Committee on House Administration’s Subcommittee on Elections Ranking Member Rodney Davis (R-Ill.) was mentioned in The Fulcrum yesterday after the majority released a report based on the Subcommittee’s efforts this Congress under Chairwoman Marcia Fudge to create a record of voter discrimination to reauthorize Section 4(b) of the Voting Rights Act.
It is of the minority’s opinion that there is no obvious reason for Section 4 reauthorization, which would require municipalities to pre-clear all election processes, such as polling locations, through the federal government. Sections 2 & 3 of the Voting Rights Act are still in effect to safeguard the public from discrimination at the ballot box. You can read the full minority views that were not included in the Subcommittee’s report by clicking here.
Another partisan turn in the standoff over Voting Rights Act
By: Bill Theobald | Nov. 14
House Democrats are continuing their push for stronger voting rights protections, releasing findings this week from a series of 2019 field hearings across the country on impediments to voting.
The 144-page report released Wednesday concludes that “the fundamental right to vote is under attack” and calls for congressional action.
But the report, prepared by the Democrats on a House subcommittee with jurisdiction over elections policy, does not include any of the views of minority Republicans, who said in a separate statement that they disagree with the Democrats’ conclusions.
The usual practice in Congress is to include dissenting views in all committee reports, so the breakdown of that process is further evidence of Capitol Hill’s ever more harshly partisan tone in general and its recent approach to voting rights in particular.
For decades, there was solid bipartisan support for perpetuating the Voting Rights Act, the 1965 law hailed as one of the crowning achievements of the civil rights movement. But all that changed six years ago after the Supreme Court effectively toppled a crucual pillar of the law, the requirement that the Justice Department or a federal court give advance approval to any changes in voting rules or laws in places with histories of voting discrimination.
The landmark 5-4 ruling in Shelby County v. Holder held that the method for deciding the places subject to this “preclearance” was based on unconstitutionally outdated evidence — but that Congress was welcome to come up with an updated system
In order to collect fresh evidence of ongoing voter discrimination, Democrats reconstituted the Elections Subcommittee of the House Administration Committee when they took control of the chamber this year. The Democratic chairwoman, Ohio’s Marcia Fudge, then began conducting field hearings in eight states and the District of Columbia.

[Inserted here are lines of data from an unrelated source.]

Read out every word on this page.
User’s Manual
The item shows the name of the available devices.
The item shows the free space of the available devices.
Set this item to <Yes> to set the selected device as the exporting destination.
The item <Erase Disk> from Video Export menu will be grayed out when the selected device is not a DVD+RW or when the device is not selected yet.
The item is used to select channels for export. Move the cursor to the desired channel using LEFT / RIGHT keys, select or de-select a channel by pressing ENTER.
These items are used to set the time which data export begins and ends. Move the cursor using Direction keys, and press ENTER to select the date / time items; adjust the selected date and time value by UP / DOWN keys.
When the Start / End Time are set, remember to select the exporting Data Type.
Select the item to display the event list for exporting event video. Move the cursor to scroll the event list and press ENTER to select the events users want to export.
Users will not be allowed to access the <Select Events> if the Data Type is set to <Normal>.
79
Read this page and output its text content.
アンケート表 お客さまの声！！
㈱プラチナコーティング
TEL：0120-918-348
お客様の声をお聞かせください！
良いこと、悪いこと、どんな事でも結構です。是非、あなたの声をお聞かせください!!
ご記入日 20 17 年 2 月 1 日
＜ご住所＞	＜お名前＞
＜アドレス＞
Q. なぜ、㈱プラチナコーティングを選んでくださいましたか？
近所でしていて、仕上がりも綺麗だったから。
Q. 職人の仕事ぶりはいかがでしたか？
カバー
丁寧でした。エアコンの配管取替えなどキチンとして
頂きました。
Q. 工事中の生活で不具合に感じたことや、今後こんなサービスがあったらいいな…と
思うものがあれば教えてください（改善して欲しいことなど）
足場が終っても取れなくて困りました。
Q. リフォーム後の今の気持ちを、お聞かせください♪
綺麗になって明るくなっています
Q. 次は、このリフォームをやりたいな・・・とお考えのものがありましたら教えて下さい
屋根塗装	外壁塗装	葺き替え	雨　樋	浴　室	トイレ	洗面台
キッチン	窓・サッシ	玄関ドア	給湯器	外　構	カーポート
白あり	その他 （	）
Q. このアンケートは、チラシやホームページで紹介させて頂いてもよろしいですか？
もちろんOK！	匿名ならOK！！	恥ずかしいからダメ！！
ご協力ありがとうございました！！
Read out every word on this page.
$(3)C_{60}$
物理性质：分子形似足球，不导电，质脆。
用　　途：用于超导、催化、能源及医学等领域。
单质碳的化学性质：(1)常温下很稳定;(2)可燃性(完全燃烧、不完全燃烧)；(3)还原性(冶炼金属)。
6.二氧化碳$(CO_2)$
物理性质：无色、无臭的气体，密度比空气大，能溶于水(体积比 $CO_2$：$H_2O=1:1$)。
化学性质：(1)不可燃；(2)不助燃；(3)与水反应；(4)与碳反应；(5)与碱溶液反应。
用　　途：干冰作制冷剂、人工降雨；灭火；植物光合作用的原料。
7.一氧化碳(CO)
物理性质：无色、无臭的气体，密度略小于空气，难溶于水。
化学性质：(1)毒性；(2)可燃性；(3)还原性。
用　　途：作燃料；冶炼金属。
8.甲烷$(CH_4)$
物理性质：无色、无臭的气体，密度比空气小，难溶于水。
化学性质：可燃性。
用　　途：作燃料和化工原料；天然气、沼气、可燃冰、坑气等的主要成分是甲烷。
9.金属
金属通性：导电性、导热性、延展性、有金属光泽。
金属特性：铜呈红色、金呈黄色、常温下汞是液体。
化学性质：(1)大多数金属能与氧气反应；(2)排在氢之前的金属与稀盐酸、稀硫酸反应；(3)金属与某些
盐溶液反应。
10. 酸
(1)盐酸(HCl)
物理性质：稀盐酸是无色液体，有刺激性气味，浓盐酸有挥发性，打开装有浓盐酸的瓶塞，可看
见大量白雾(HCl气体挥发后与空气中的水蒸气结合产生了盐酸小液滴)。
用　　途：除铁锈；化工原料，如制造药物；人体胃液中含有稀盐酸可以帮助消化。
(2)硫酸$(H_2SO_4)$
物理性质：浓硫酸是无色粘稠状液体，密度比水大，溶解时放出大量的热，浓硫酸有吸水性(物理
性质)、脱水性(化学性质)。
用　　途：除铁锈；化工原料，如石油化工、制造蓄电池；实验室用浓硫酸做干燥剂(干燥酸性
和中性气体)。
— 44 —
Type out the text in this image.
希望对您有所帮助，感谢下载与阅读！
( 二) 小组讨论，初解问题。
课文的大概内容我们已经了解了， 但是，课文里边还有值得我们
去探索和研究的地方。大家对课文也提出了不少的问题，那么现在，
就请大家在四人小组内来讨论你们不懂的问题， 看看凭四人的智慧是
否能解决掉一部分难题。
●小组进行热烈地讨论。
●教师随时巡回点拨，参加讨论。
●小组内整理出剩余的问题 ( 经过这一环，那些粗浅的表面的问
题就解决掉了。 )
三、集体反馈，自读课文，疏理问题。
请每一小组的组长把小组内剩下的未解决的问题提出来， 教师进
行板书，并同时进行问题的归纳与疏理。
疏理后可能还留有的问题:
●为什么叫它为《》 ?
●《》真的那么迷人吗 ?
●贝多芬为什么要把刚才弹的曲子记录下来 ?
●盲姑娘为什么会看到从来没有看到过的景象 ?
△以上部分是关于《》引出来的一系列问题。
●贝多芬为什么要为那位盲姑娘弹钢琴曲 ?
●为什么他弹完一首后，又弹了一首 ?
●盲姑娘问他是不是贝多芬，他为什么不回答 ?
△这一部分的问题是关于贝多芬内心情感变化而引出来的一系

Thursday’s report catalogued a variety of problems, including purging of valid voters from registration rolls, cutbacks in early voting, polling place closures and onerous voter ID requirements.
But in a separate document, the panel’s top Republican, Rodney Davis of Illinois, says that despite the Democrats’ efforts, they have “not produced a single witness that was unable to vote in the 2018 election.”
The minority report also criticizes the partisan nature of the hearings and of the report, and points out that the House Judiciary Committee was farther along in carrying out a similar mission. Last month it approved a bill, proposed in February, to revitalize the preclearance requirement by adopting a new set of bad-actor standards. In other words, the GOP wrote, “It appears the Democrats had a solution in mind before the fact-finding process even began.”
Even if the measure passes the House, the Republican-controlled Senate almost certainly would not consider it, so no new preclearance rules are in store before the 2020 presidential election.
The legislation says a state would be subject to preclearance if there were 15 or more voting rights violations in the last 25 years or 10 or more voting rights violations in the last quarter century when one of those was committed by the state itself.
Under that formula, 11 states including the four most populous — California, Texas, Florida and New York, plus Alabama, Georgia, Louisiana, Mississippi, North Carolina, South Carolina and Virginia — would be subject to preclearance, according to an analysis by Facing South, a media platform for the Institute of Southern Studies.